Thinking - The Invention Engine

These last few weeks have found me often running the same question through the invention engine to see if I can contribute in some way to getting the power requirements of an aquaponics system down low enough that it becomes viable to run from a solar panel, or at least to try to make it cost as little atmospheric carbon as possible.

I just keep running the same question through the invention engine with the new parameters. ie "NOT all the stuff that's been thought of before".

I remember reading about some design software that made TV antennae that I think were built into the TVs and were created using a printed circuit board that had a zillion lines that related to harmonics of the frequencies (or something - it may have been a dream - and if so, I just had an idea) But the result was you couldn't patent the design, or rather there was no point, because there were a zillion combinations of lines that would work just as well or better than the first one the design software would spit out.

All the opposition would have to do is run similar software with an additional "NOT that one those other people made" bit of code and they would have a brand new invention that worked just as well but was very different.

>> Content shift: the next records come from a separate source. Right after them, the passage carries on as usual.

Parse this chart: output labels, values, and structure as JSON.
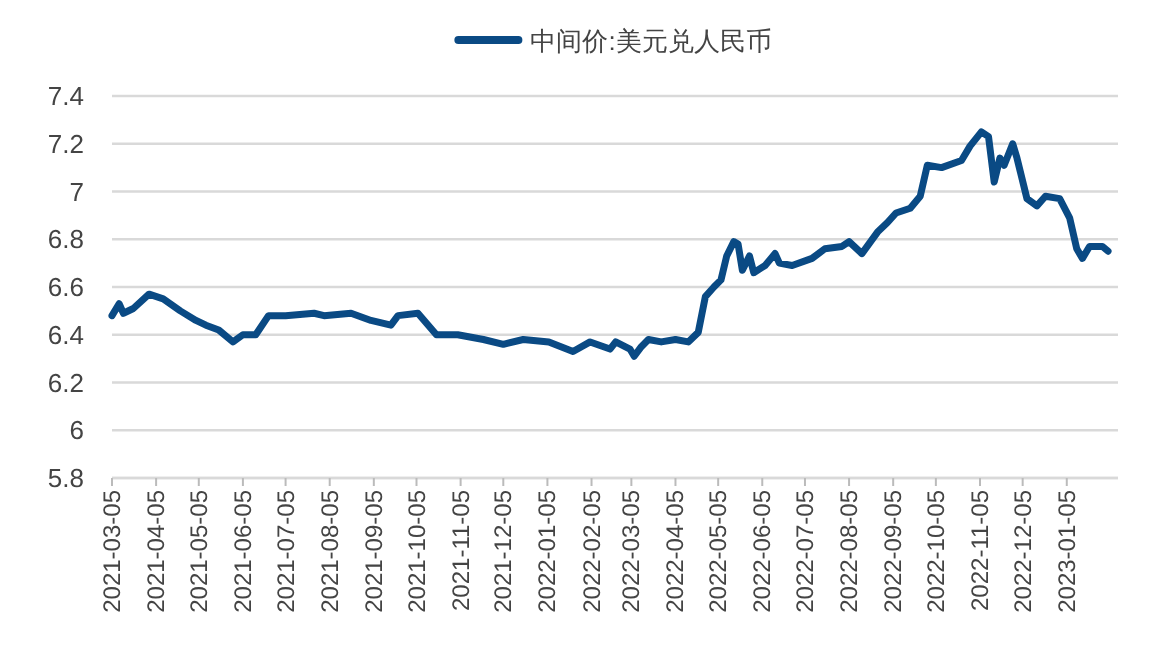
{
  "chart_data": {
    "type": "line",
    "legend": "top",
    "grid": "y",
    "line_style": "solid",
    "xlim": [
      "2021-03-05",
      "2023-02-10"
    ],
    "ylim": [
      5.8,
      7.4
    ],
    "yticks": [
      {
        "value": 5.8,
        "label": "5.8"
      },
      {
        "value": 6,
        "label": "6"
      },
      {
        "value": 6.2,
        "label": "6.2"
      },
      {
        "value": 6.4,
        "label": "6.4"
      },
      {
        "value": 6.6,
        "label": "6.6"
      },
      {
        "value": 6.8,
        "label": "6.8"
      },
      {
        "value": 7,
        "label": "7"
      },
      {
        "value": 7.2,
        "label": "7.2"
      },
      {
        "value": 7.4,
        "label": "7.4"
      }
    ],
    "xticks": [
      {
        "value": "2021-03-05",
        "label": "2021-03-05"
      },
      {
        "value": "2021-04-05",
        "label": "2021-04-05"
      },
      {
        "value": "2021-05-05",
        "label": "2021-05-05"
      },
      {
        "value": "2021-06-05",
        "label": "2021-06-05"
      },
      {
        "value": "2021-07-05",
        "label": "2021-07-05"
      },
      {
        "value": "2021-08-05",
        "label": "2021-08-05"
      },
      {
        "value": "2021-09-05",
        "label": "2021-09-05"
      },
      {
        "value": "2021-10-05",
        "label": "2021-10-05"
      },
      {
        "value": "2021-11-05",
        "label": "2021-11-05"
      },
      {
        "value": "2021-12-05",
        "label": "2021-12-05"
      },
      {
        "value": "2022-01-05",
        "label": "2022-01-05"
      },
      {
        "value": "2022-02-05",
        "label": "2022-02-05"
      },
      {
        "value": "2022-03-05",
        "label": "2022-03-05"
      },
      {
        "value": "2022-04-05",
        "label": "2022-04-05"
      },
      {
        "value": "2022-05-05",
        "label": "2022-05-05"
      },
      {
        "value": "2022-06-05",
        "label": "2022-06-05"
      },
      {
        "value": "2022-07-05",
        "label": "2022-07-05"
      },
      {
        "value": "2022-08-05",
        "label": "2022-08-05"
      },
      {
        "value": "2022-09-05",
        "label": "2022-09-05"
      },
      {
        "value": "2022-10-05",
        "label": "2022-10-05"
      },
      {
        "value": "2022-11-05",
        "label": "2022-11-05"
      },
      {
        "value": "2022-12-05",
        "label": "2022-12-05"
      },
      {
        "value": "2023-01-05",
        "label": "2023-01-05"
      }
    ],
    "series": [
      {
        "name": "中间价:美元兑人民币",
        "color": "#0a4a84",
        "x": [
          "2021-03-05",
          "2021-03-10",
          "2021-03-13",
          "2021-03-20",
          "2021-03-31",
          "2021-04-10",
          "2021-04-22",
          "2021-05-03",
          "2021-05-10",
          "2021-05-19",
          "2021-05-29",
          "2021-06-05",
          "2021-06-14",
          "2021-06-23",
          "2021-07-05",
          "2021-07-25",
          "2021-08-01",
          "2021-08-20",
          "2021-09-03",
          "2021-09-17",
          "2021-09-22",
          "2021-10-06",
          "2021-10-19",
          "2021-11-03",
          "2021-11-21",
          "2021-12-05",
          "2021-12-19",
          "2022-01-06",
          "2022-01-23",
          "2022-02-04",
          "2022-02-18",
          "2022-02-22",
          "2022-03-04",
          "2022-03-07",
          "2022-03-12",
          "2022-03-17",
          "2022-03-26",
          "2022-04-05",
          "2022-04-14",
          "2022-04-21",
          "2022-04-26",
          "2022-05-02",
          "2022-05-07",
          "2022-05-11",
          "2022-05-16",
          "2022-05-19",
          "2022-05-22",
          "2022-05-27",
          "2022-05-30",
          "2022-06-07",
          "2022-06-14",
          "2022-06-17",
          "2022-06-26",
          "2022-07-10",
          "2022-07-19",
          "2022-07-31",
          "2022-08-05",
          "2022-08-14",
          "2022-08-25",
          "2022-09-01",
          "2022-09-07",
          "2022-09-17",
          "2022-09-24",
          "2022-09-29",
          "2022-10-09",
          "2022-10-23",
          "2022-10-29",
          "2022-11-06",
          "2022-11-11",
          "2022-11-15",
          "2022-11-19",
          "2022-11-22",
          "2022-11-28",
          "2022-12-01",
          "2022-12-08",
          "2022-12-15",
          "2022-12-21",
          "2022-12-31",
          "2023-01-07",
          "2023-01-12",
          "2023-01-16",
          "2023-01-21",
          "2023-01-30",
          "2023-02-03"
        ],
        "values": [
          6.48,
          6.53,
          6.49,
          6.51,
          6.57,
          6.55,
          6.5,
          6.46,
          6.44,
          6.42,
          6.37,
          6.4,
          6.4,
          6.48,
          6.48,
          6.49,
          6.48,
          6.49,
          6.46,
          6.44,
          6.48,
          6.49,
          6.4,
          6.4,
          6.38,
          6.36,
          6.38,
          6.37,
          6.33,
          6.37,
          6.34,
          6.37,
          6.34,
          6.31,
          6.35,
          6.38,
          6.37,
          6.38,
          6.37,
          6.41,
          6.56,
          6.6,
          6.63,
          6.73,
          6.79,
          6.78,
          6.67,
          6.73,
          6.66,
          6.69,
          6.74,
          6.7,
          6.69,
          6.72,
          6.76,
          6.77,
          6.79,
          6.74,
          6.83,
          6.87,
          6.91,
          6.93,
          6.98,
          7.11,
          7.1,
          7.13,
          7.19,
          7.25,
          7.23,
          7.04,
          7.14,
          7.11,
          7.2,
          7.14,
          6.97,
          6.94,
          6.98,
          6.97,
          6.89,
          6.76,
          6.72,
          6.77,
          6.77,
          6.75
        ]
      }
    ]
  }
}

The people who made the software would use it to solve problems (like the travelling sales[person] problem for people.

The travelling salesman problem has been around for a long time, and there are a lot of different approaches to solving it. This made me very aware of the "NOT that one approach".

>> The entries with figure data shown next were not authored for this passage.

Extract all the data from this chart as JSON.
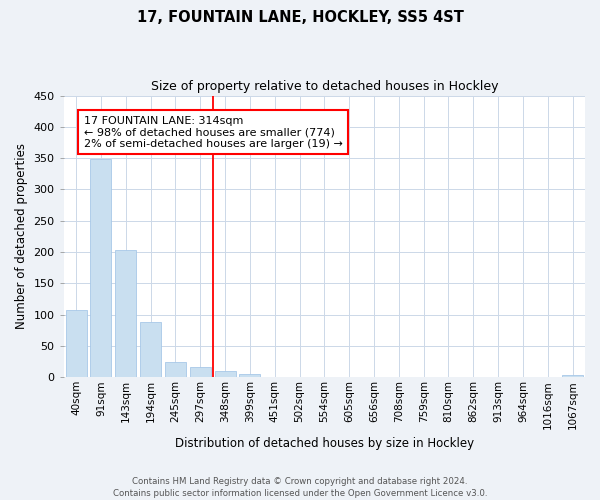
{
  "title": "17, FOUNTAIN LANE, HOCKLEY, SS5 4ST",
  "subtitle": "Size of property relative to detached houses in Hockley",
  "bar_labels": [
    "40sqm",
    "91sqm",
    "143sqm",
    "194sqm",
    "245sqm",
    "297sqm",
    "348sqm",
    "399sqm",
    "451sqm",
    "502sqm",
    "554sqm",
    "605sqm",
    "656sqm",
    "708sqm",
    "759sqm",
    "810sqm",
    "862sqm",
    "913sqm",
    "964sqm",
    "1016sqm",
    "1067sqm"
  ],
  "bar_values": [
    108,
    348,
    203,
    89,
    24,
    17,
    10,
    5,
    0,
    0,
    0,
    0,
    0,
    0,
    0,
    0,
    0,
    0,
    0,
    0,
    3
  ],
  "bar_color": "#c9dff0",
  "bar_edge_color": "#a8c8e8",
  "ylabel": "Number of detached properties",
  "xlabel": "Distribution of detached houses by size in Hockley",
  "ylim": [
    0,
    450
  ],
  "yticks": [
    0,
    50,
    100,
    150,
    200,
    250,
    300,
    350,
    400,
    450
  ],
  "red_line_x": 5.5,
  "annotation_title": "17 FOUNTAIN LANE: 314sqm",
  "annotation_line1": "← 98% of detached houses are smaller (774)",
  "annotation_line2": "2% of semi-detached houses are larger (19) →",
  "footer_line1": "Contains HM Land Registry data © Crown copyright and database right 2024.",
  "footer_line2": "Contains public sector information licensed under the Open Government Licence v3.0.",
  "bg_color": "#eef2f7",
  "plot_bg_color": "#ffffff",
  "grid_color": "#ccd8e8"
}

Often I'll come up with a solution, just for a plumbing problem or something, and run the problem again with the "NOT that last solution" added into the thinking process, just in case there is another option.

So far, every single time I've tried it, there has always been more than one solution to even complicated ideas and inventions.

It makes me want to put the invention engine through itself with the "NOT that one clause" added.

That should be it's final test. The downside being that I might have to start testing again from scratch.



120 Things in 20 years is now a place where I'm thinking you may soon see me get stuck in an endless loop of testing the invention engine process by re-inventing the invention engine with the invention engine, then re-inventing that with the new invention engine. Forever.